TUTELA AMBIENTALE E OCCUPAZIONALE: QUALE POSSIBILE FUTURO PER LA CENTRALE DI CIVITAVECCHIA?

Nel 2025 la centrale a carbone Enel di Torrevaldaliga Nord, nel Comune di Civitavecchia, cesserà la propria attività. Questo l’annuncio più volte ripetuto dai rappresentanti politici locali e dallo stesso Ministro dell’Ambiente, a partire dalla fine del 2018.
La notizia della chiusura era stata accolta con entusiasmo dalle associazioni ambientaliste e dai cittadini, che avevano più volte denunciato gli elevati livelli di inquinamento e delle emissioni dell’impianto. Le prime preoccupazioni erano invece giunte dalle parti sociali per la tenuta occupazionale dei dipendenti Enel che, tuttavia, poteva essere gestita con un orizzonte temporale di almeno 6 anni prima della cosiddetta deadline.
I rapidi sviluppi degli ultimi mesi hanno però generato una situazione ben peggiore di quella prevista a fine 2018, con ricadute occupazionali che stanno già coinvolgendo anche i numerosi lavoratori dell’indotto di Torrevaldaliga Nord.
Nel primo semestre del 2019, infatti, i livelli di produzione ed immissione di energia elettrica della centrale sembrano attestarsi su una riduzione piuttosto consistente rispetto alle precedenti annualità, determinando l’immediata riduzione delle ore lavorative per i dipendenti Enel e per quelli dell’indotto. Di fatto, la “fuoriuscita dal carbone” sta già avvenendo in anticipo rispetto alla deadline del 2025, motivata con ragioni di maggior costo finale dell’energia e quindi con consistenti minori possibilità di vendita della stessa sul mercato elettrico.

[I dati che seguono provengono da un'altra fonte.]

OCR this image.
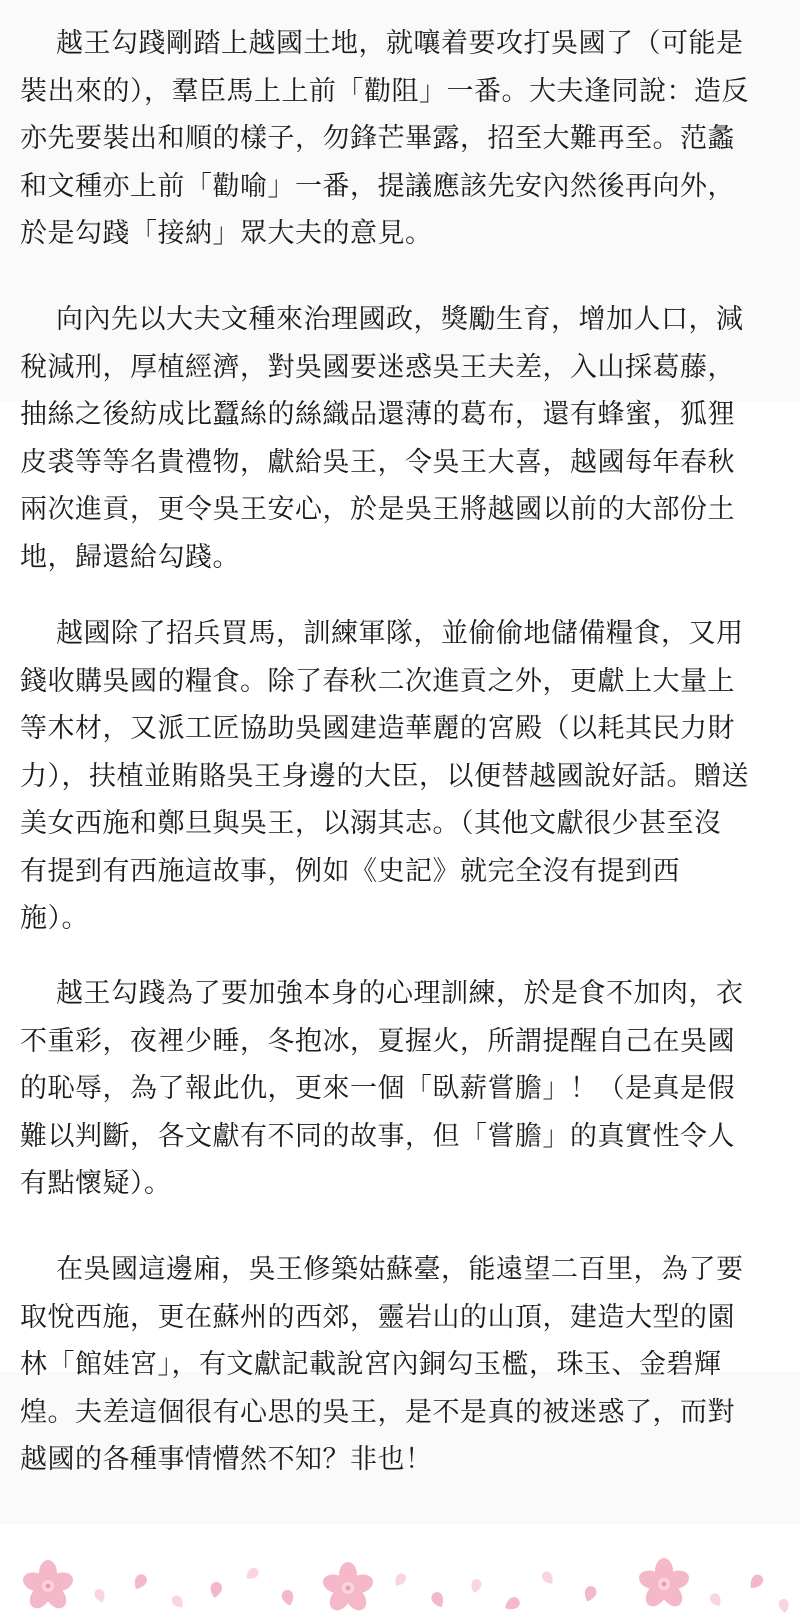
越王勾踐剛踏上越國土地，就嚷着要攻打吳國了（可能是
裝出來的），羣臣馬上上前「勸阻」一番。大夫逢同說：造反
亦先要裝出和順的樣子，勿鋒芒畢露，招至大難再至。范蠡
和文種亦上前「勸喻」一番，提議應該先安內然後再向外，
於是勾踐「接納」眾大夫的意見。

向內先以大夫文種來治理國政，獎勵生育，增加人口，減
稅減刑，厚植經濟，對吳國要迷惑吳王夫差，入山採葛藤，
抽絲之後紡成比蠶絲的絲織品還薄的葛布，還有蜂蜜，狐狸
皮裘等等名貴禮物，獻給吳王，令吳王大喜，越國每年春秋
兩次進貢，更令吳王安心，於是吳王將越國以前的大部份土
地，歸還給勾踐。

越國除了招兵買馬，訓練軍隊，並偷偷地儲備糧食，又用
錢收購吳國的糧食。除了春秋二次進貢之外，更獻上大量上
等木材，又派工匠協助吳國建造華麗的宮殿（以耗其民力財
力），扶植並賄賂吳王身邊的大臣，以便替越國說好話。贈送
美女西施和鄭旦與吳王，以溺其志。（其他文獻很少甚至沒
有提到有西施這故事，例如《史記》就完全沒有提到西
施）。

越王勾踐為了要加強本身的心理訓練，於是食不加肉，衣
不重彩，夜裡少睡，冬抱冰，夏握火，所謂提醒自己在吳國
的恥辱，為了報此仇，更來一個「臥薪嘗膽」！（是真是假
難以判斷，各文獻有不同的故事，但「嘗膽」的真實性令人
有點懷疑）。

在吳國這邊廂，吳王修築姑蘇臺，能遠望二百里，為了要
取悅西施，更在蘇州的西郊，靈岩山的山頂，建造大型的園
林「館娃宮」，有文獻記載說宮內銅勾玉檻，珠玉、金碧輝
煌。夫差這個很有心思的吳王，是不是真的被迷惑了，而對
越國的各種事情懵然不知？非也！
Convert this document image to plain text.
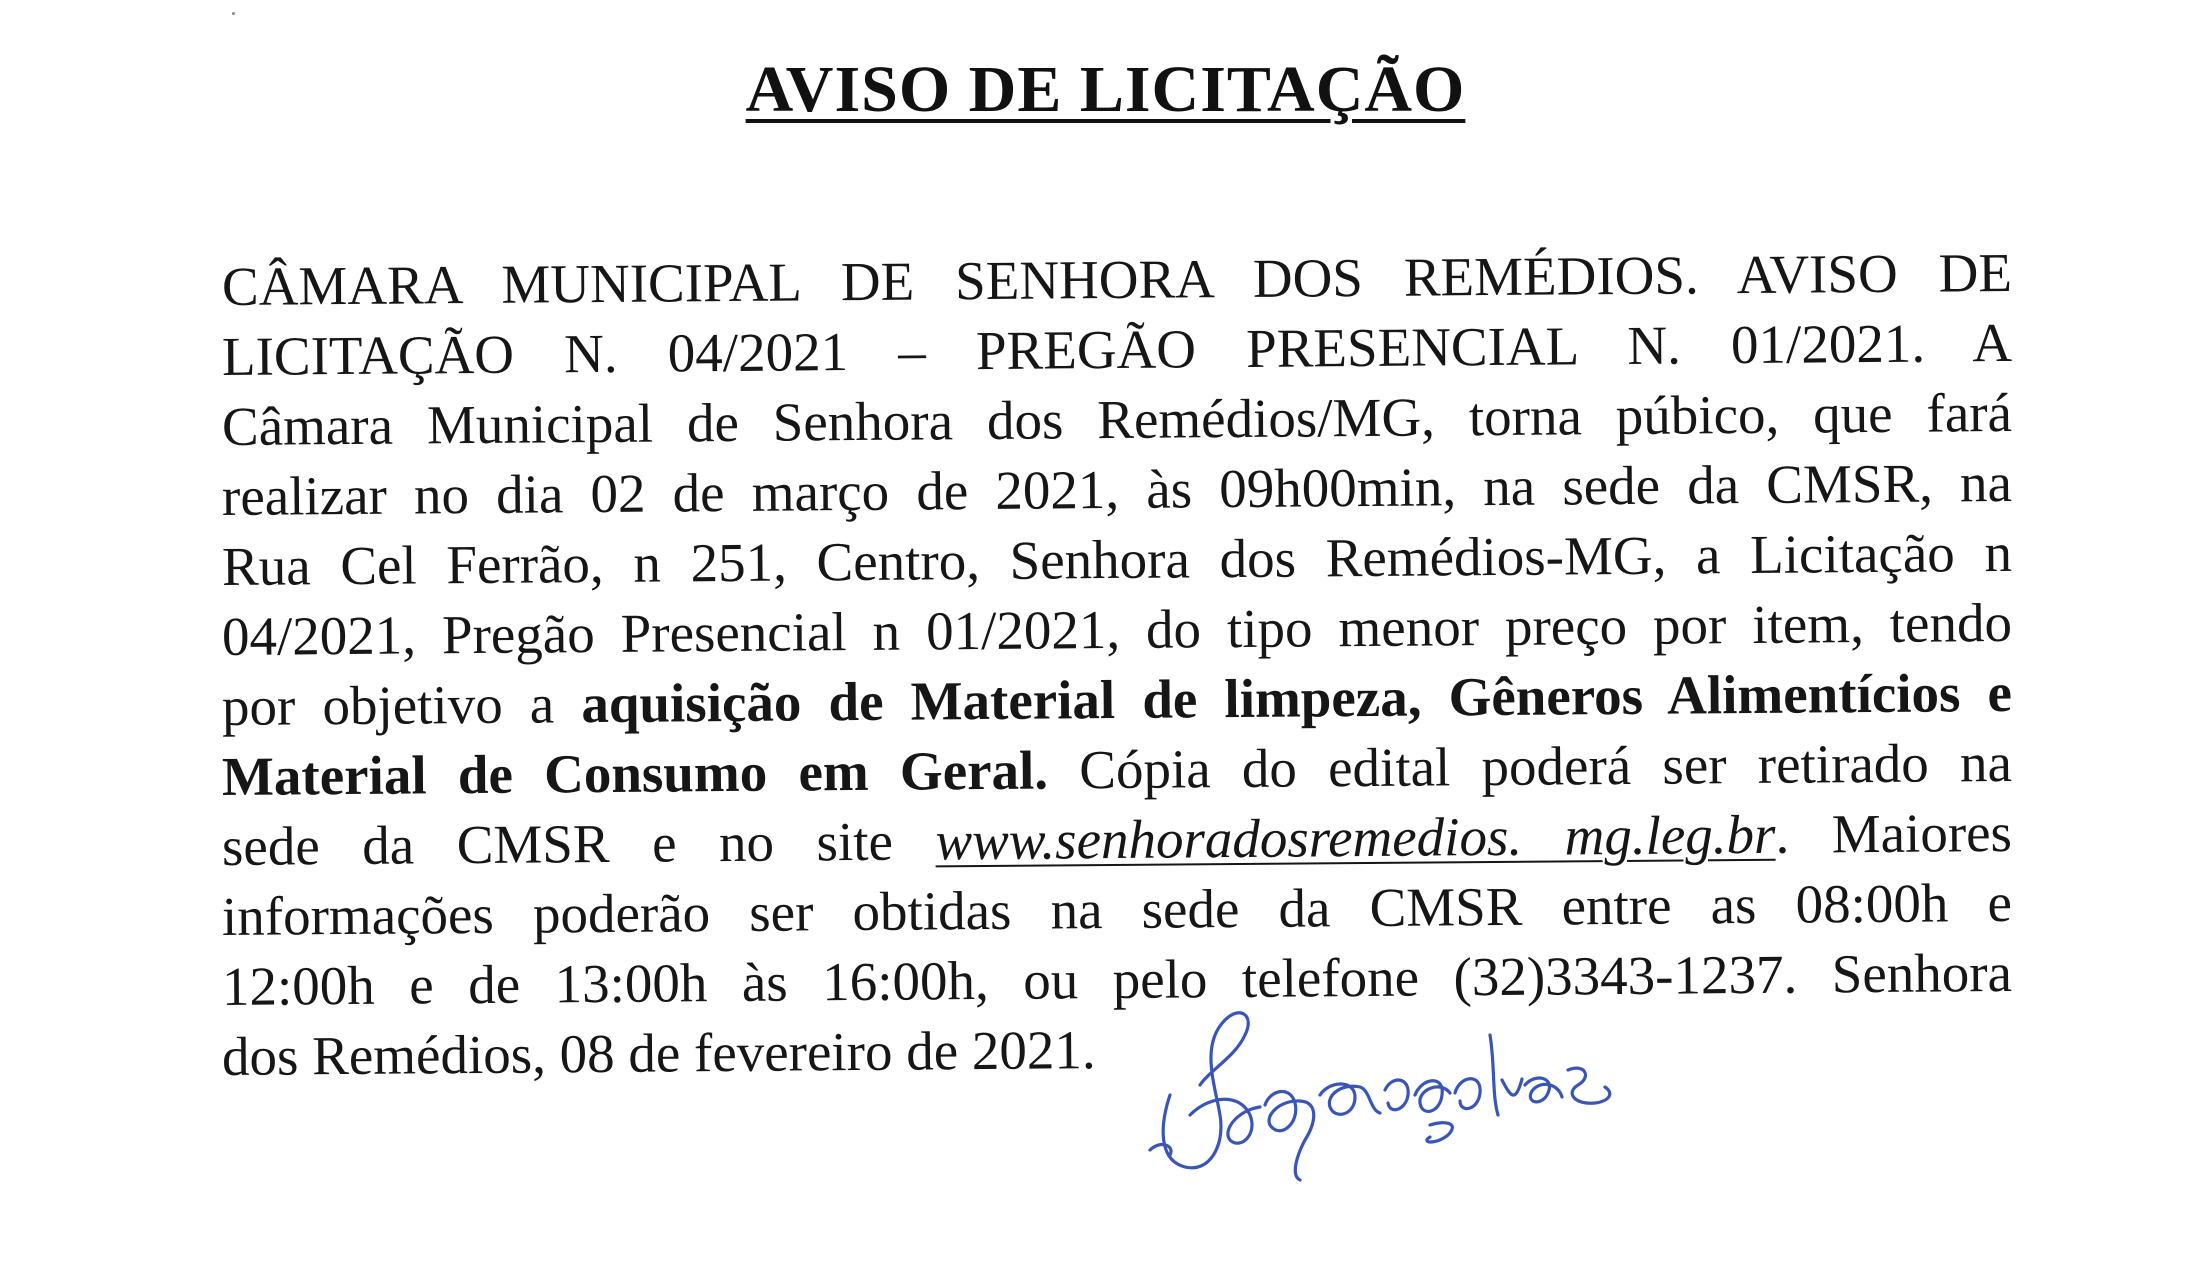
AVISO DE LICITAÇÃO
CÂMARA MUNICIPAL DE SENHORA DOS REMÉDIOS. AVISO DE
LICITAÇÃO N. 04/2021 – PREGÃO PRESENCIAL N. 01/2021. A
Câmara Municipal de Senhora dos Remédios/MG, torna púbico, que fará
realizar no dia 02 de março de 2021, às 09h00min, na sede da CMSR, na
Rua Cel Ferrão, n 251, Centro, Senhora dos Remédios-MG, a Licitação n
04/2021, Pregão Presencial n 01/2021, do tipo menor preço por item, tendo
por objetivo a aquisição de Material de limpeza, Gêneros Alimentícios e
Material de Consumo em Geral. Cópia do edital poderá ser retirado na
sede da CMSR e no site www.senhoradosremedios. mg.leg.br. Maiores
informações poderão ser obtidas na sede da CMSR entre as 08:00h e
12:00h e de 13:00h às 16:00h, ou pelo telefone (32)3343-1237. Senhora
dos Remédios, 08 de fevereiro de 2021.
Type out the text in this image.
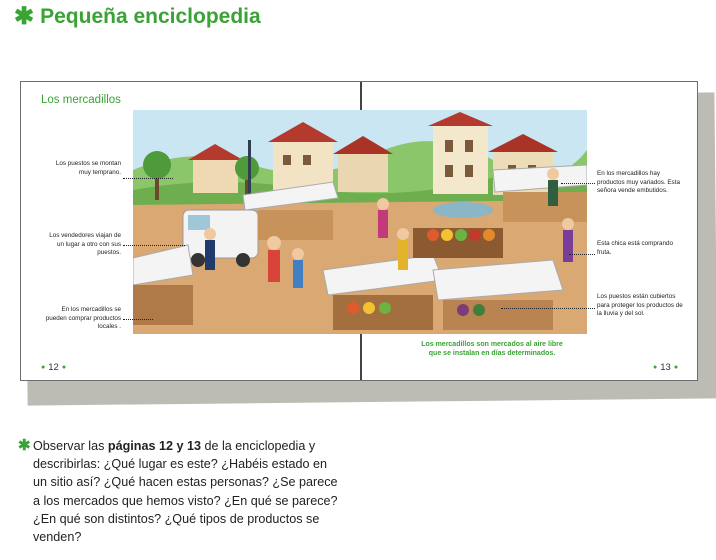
✱ Pequeña enciclopedia
Los mercadillos
Los puestos se montan muy temprano.
Los vendedores viajan de un lugar a otro con sus puestos.
En los mercadillos se pueden comprar productos locales .
En los mercadillos hay productos muy variados. Esta señora vende embutidos.
Esta chica está comprando fruta.
Los puestos están cubiertos para proteger los productos de la lluvia y del sol.
Los mercadillos son mercados al aire libre
que se instalan en días determinados.
● 12 ●	● 13 ●
✱ Observar las páginas 12 y 13 de la enciclopedia y describirlas: ¿Qué lugar es este? ¿Habéis estado en un sitio así? ¿Qué hacen estas personas? ¿Se parece a los mercados que hemos visto? ¿En qué se parece? ¿En qué son distintos? ¿Qué tipos de productos se venden?
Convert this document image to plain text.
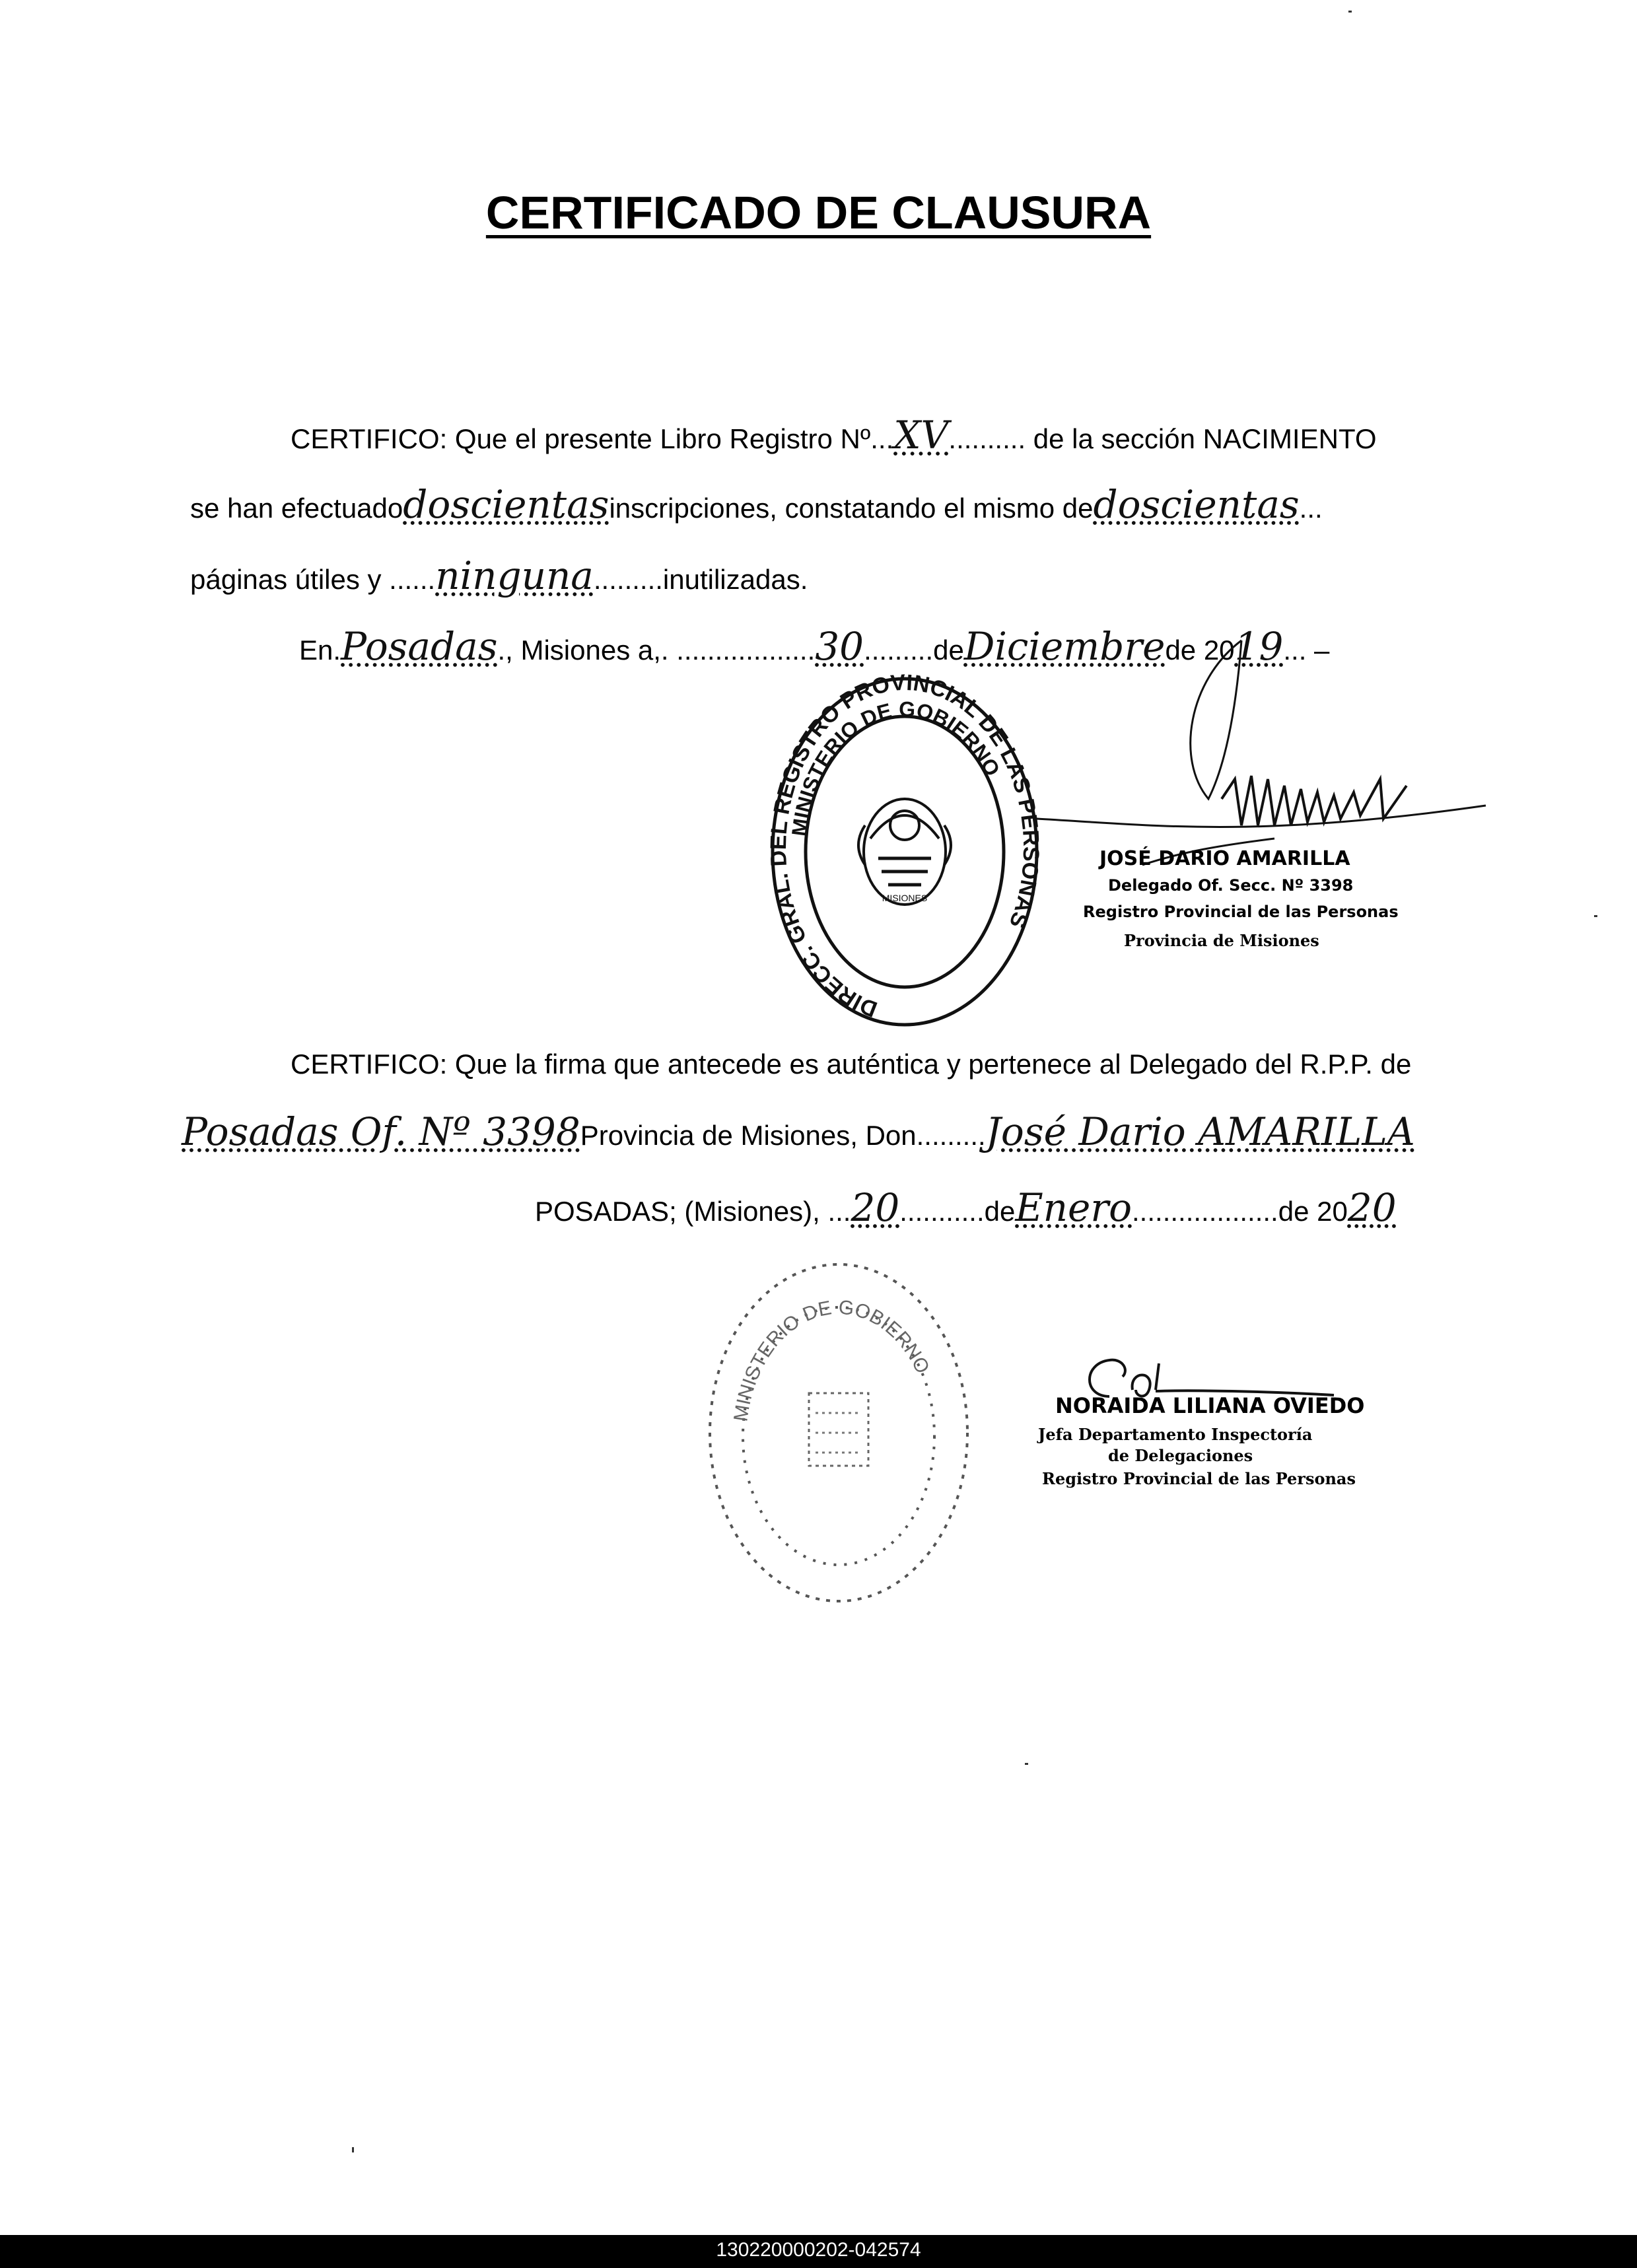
CERTIFICADO DE CLAUSURA
CERTIFICO: Que el presente Libro Registro Nº...XV.......... de la sección NACIMIENTO
se han efectuadodoscientasinscripciones, constatando el mismo dedoscientas...
páginas útiles y ......ninguna.........inutilizadas.
En.Posadas., Misiones a,. ..................30.........deDiciembrede 2019... –
DIRECC. GRAL. DEL REGISTRO PROVINCIAL DE LAS PERSONAS
MINISTERIO DE GOBIERNO
MISIONES
JOSÉ DARIO AMARILLA
Delegado Of. Secc. Nº 3398
Registro Provincial de las Personas
Provincia de Misiones
CERTIFICO: Que la firma que antecede es auténtica y pertenece al Delegado del R.P.P. de
Posadas Of. Nº 3398Provincia de Misiones, Don.........José Dario AMARILLA
POSADAS; (Misiones), ...20...........deEnero...................de 2020
MINISTERIO DE GOBIERNO
NORAIDA LILIANA OVIEDO
Jefa Departamento Inspectoría
de Delegaciones
Registro Provincial de las Personas
130220000202-042574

A testimoniare lo stato di agitazione per la precaria situazione dei lavoratori coinvolti, i numerosi scioperi indetti dai sindacati nei mesi di maggio e giugno, accompagnati dai tavoli istituiti presso il Comune di Civitavecchia, la Regione Lazio e i Ministeri competenti.
In questo contesto, ove si sta conclamando l’utilizzo di strumenti di integrazione salariale (CIG) ma anche il più drastico ricorso a licenziamenti collettivi, non potrà incidere neanche l’introduzione della clausola sociale negli appalti. Quello che sta venendo a mancare, infatti, è proprio il lavoro generato dalla centrale anche attraverso il suo indotto.
Dopo la predisposizione da parte di Enel di un piano preliminare per la riconversione a gas della centrale, ad oggi non è ben chiaro quale sarà il suo futuro e se esiste veramente la volontà di riconvertire l’impianto ad altro uso. Resterebbero meno di 6 anni per mettere in piedi un progetto valido, a salvaguardia dell’attuale stato occupazionale, anche in un’ottica di tutela ambientale e di salute dei cittadini.
Nel frattempo, a pagare il prezzo della riconversione di un intero sistema produttivo non dovranno essere i lavoratori. Per questo Legacoop Lazio si rende disponibile a partecipare con un ruolo attivo ai tavoli indetti a livello locale, regionale e nazionale: è necessario cogliere questa occasione per un rilancio congiunto e programmato dell’intera economia dell’area, creando basi diverse e più sostenibili dal punto di vista ambientale e tutelando il lavoro di un intero territorio.